When quipped about the impact of the delay in implementing the Value Added Tax (VAT) amendments on the release of the next tranche under the Extended Fund Facility (EFF) program of the IMF with the country the governor said the VAT Amendment Bill will be presented to parliament and will come into force within the first ten days of this month having completed two weeks given to the public to raise concerns on the Bill.

However, he said the IMF will be concerned about the implementation of the VAT and the measures taken to bridge the budget deficit in the next budget.

The IMF team which concluded its mission last week in the country to review the economic progress prior to releasing the next tranche of the EFF program laid emphasis on the VAT Amendment Bill to be enforced without delay and policy measures to bridge the budget deficit.

On the external front the declining trend in exports has been a concern. However, with strong bilateral relations and free trade agreements with many South East Asian countries in the pipeline and the GSP Plus expected to be restored there will be better prospects for trade with large markets such as India and China.

"The success of East Asian countries is exports and investments which Sri Lanka is below par in both areas," the Governor said.

The trade deficit expanded marginally by 0.7 per cent, year-on-year, during the first seven months this year as the decline in export earnings was greater than the contraction in the expenditure on imports.

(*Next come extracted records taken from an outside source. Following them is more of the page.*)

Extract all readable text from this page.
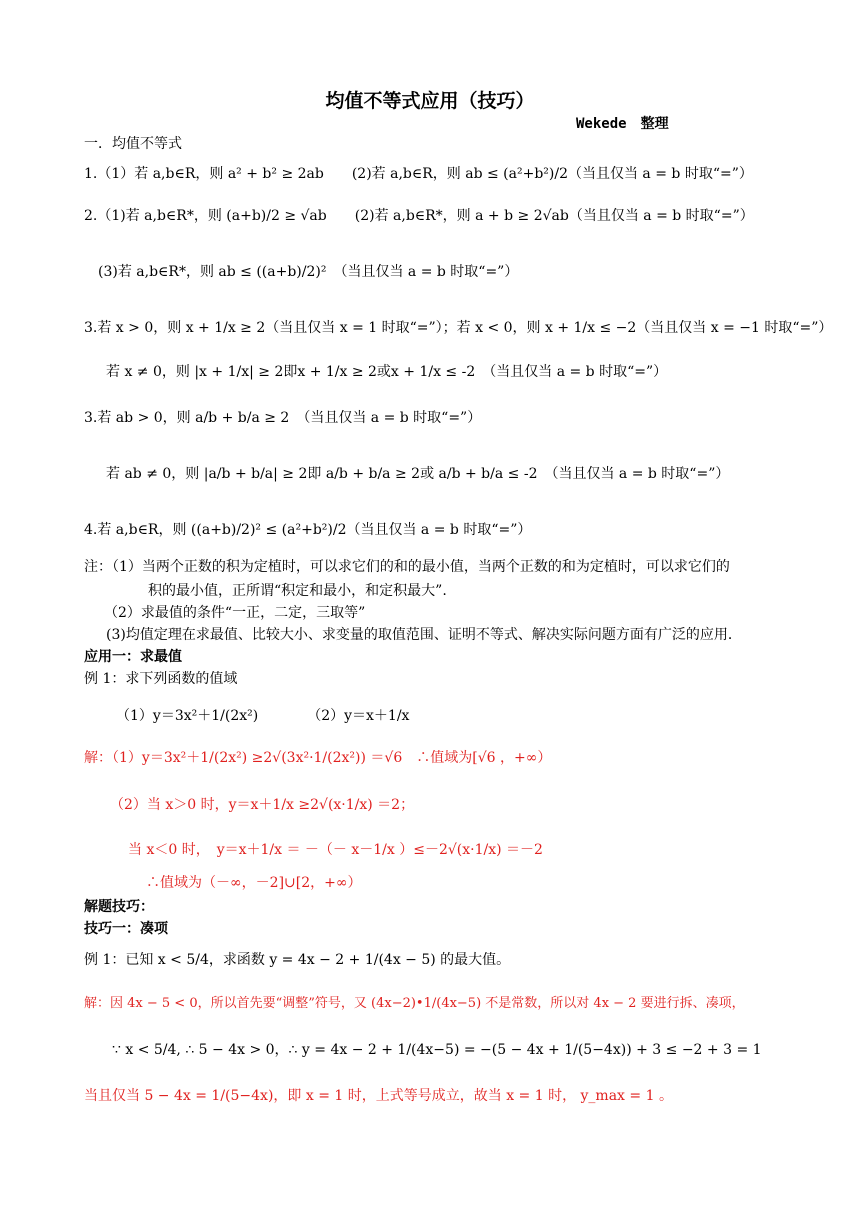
均值不等式应用（技巧）
Wekede　整理
一．均值不等式
1.（1）若 a,b∈R，则 a² + b² ≥ 2ab　　(2)若 a,b∈R，则 ab ≤ (a²+b²)/2（当且仅当 a = b 时取“=”）
2.（1)若 a,b∈R*，则 (a+b)/2 ≥ √ab　　(2)若 a,b∈R*，则 a + b ≥ 2√ab（当且仅当 a = b 时取“=”）
(3)若 a,b∈R*，则 ab ≤ ((a+b)/2)²　（当且仅当 a = b 时取“=”）
3.若 x > 0，则 x + 1/x ≥ 2（当且仅当 x = 1 时取“=”）；若 x < 0，则 x + 1/x ≤ −2（当且仅当 x = −1 时取“=”）
若 x ≠ 0，则 |x + 1/x| ≥ 2即x + 1/x ≥ 2或x + 1/x ≤ -2　（当且仅当 a = b 时取“=”）
3.若 ab > 0，则 a/b + b/a ≥ 2　（当且仅当 a = b 时取“=”）
若 ab ≠ 0，则 |a/b + b/a| ≥ 2即 a/b + b/a ≥ 2或 a/b + b/a ≤ -2　（当且仅当 a = b 时取“=”）
4.若 a,b∈R，则 ((a+b)/2)² ≤ (a²+b²)/2（当且仅当 a = b 时取“=”）
注：（1）当两个正数的积为定植时，可以求它们的和的最小值，当两个正数的和为定植时，可以求它们的
积的最小值，正所谓“积定和最小，和定积最大”.
（2）求最值的条件“一正，二定，三取等”
(3)均值定理在求最值、比较大小、求变量的取值范围、证明不等式、解决实际问题方面有广泛的应用．
应用一：求最值
例 1：求下列函数的值域
（1）y＝3x²＋1/(2x²)　　　　（2）y＝x＋1/x
解：（1）y＝3x²＋1/(2x²) ≥2√(3x²·1/(2x²)) ＝√6　∴值域为[√6 ，+∞）
（2）当 x＞0 时，y＝x＋1/x ≥2√(x·1/x) ＝2；
当 x＜0 时，　y＝x＋1/x ＝ －（－ x－1/x ）≤－2√(x·1/x) ＝－2
∴值域为（－∞，－2]∪[2，+∞）
解题技巧：
技巧一：凑项
例 1：已知 x < 5/4，求函数 y = 4x − 2 + 1/(4x − 5) 的最大值。
解：因 4x − 5 < 0，所以首先要“调整”符号，又 (4x−2)•1/(4x−5) 不是常数，所以对 4x − 2 要进行拆、凑项，
∵ x < 5/4, ∴ 5 − 4x > 0，∴ y = 4x − 2 + 1/(4x−5) = −(5 − 4x + 1/(5−4x)) + 3 ≤ −2 + 3 = 1
当且仅当 5 − 4x = 1/(5−4x)，即 x = 1 时，上式等号成立，故当 x = 1 时， y_max = 1 。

Export earnings declined by 5.0 percent year-on-year to US$ 897 million in June this year. However, tourism earnings increasing by around 16 per cent during the first eight months of the year and worker remittances up by 4.5 per cent from January to July strengthen the external sector.

With regard to external reserves the governor said it had improved to a satisfactory level and added that there will be no further foreign borrowing this year.

Gross reserves increased to US$ 6.6 billion by end August this year, while the rupee recorded a marginal depreciation during the year.

Central Bank officials said there could be a marginal increase in inflation in the next few months with the new VAT structure coming to force.

Inflation declined in August on a year-on-year basis due to the normalisation of domestic supply conditions as well as the suspension of the implementation of certain changes to government tax policy.

Monetary aggregates continued to expand at a higher rate with broad money growing by 17.8 percent in July this year compared to 17.0 percent in June due to the expansion in private sector credit. Credit to the private sector increased by Rs. 62.9 billion in July this year and during the first seven months private sector credit increased by Rs. 411.3 billion.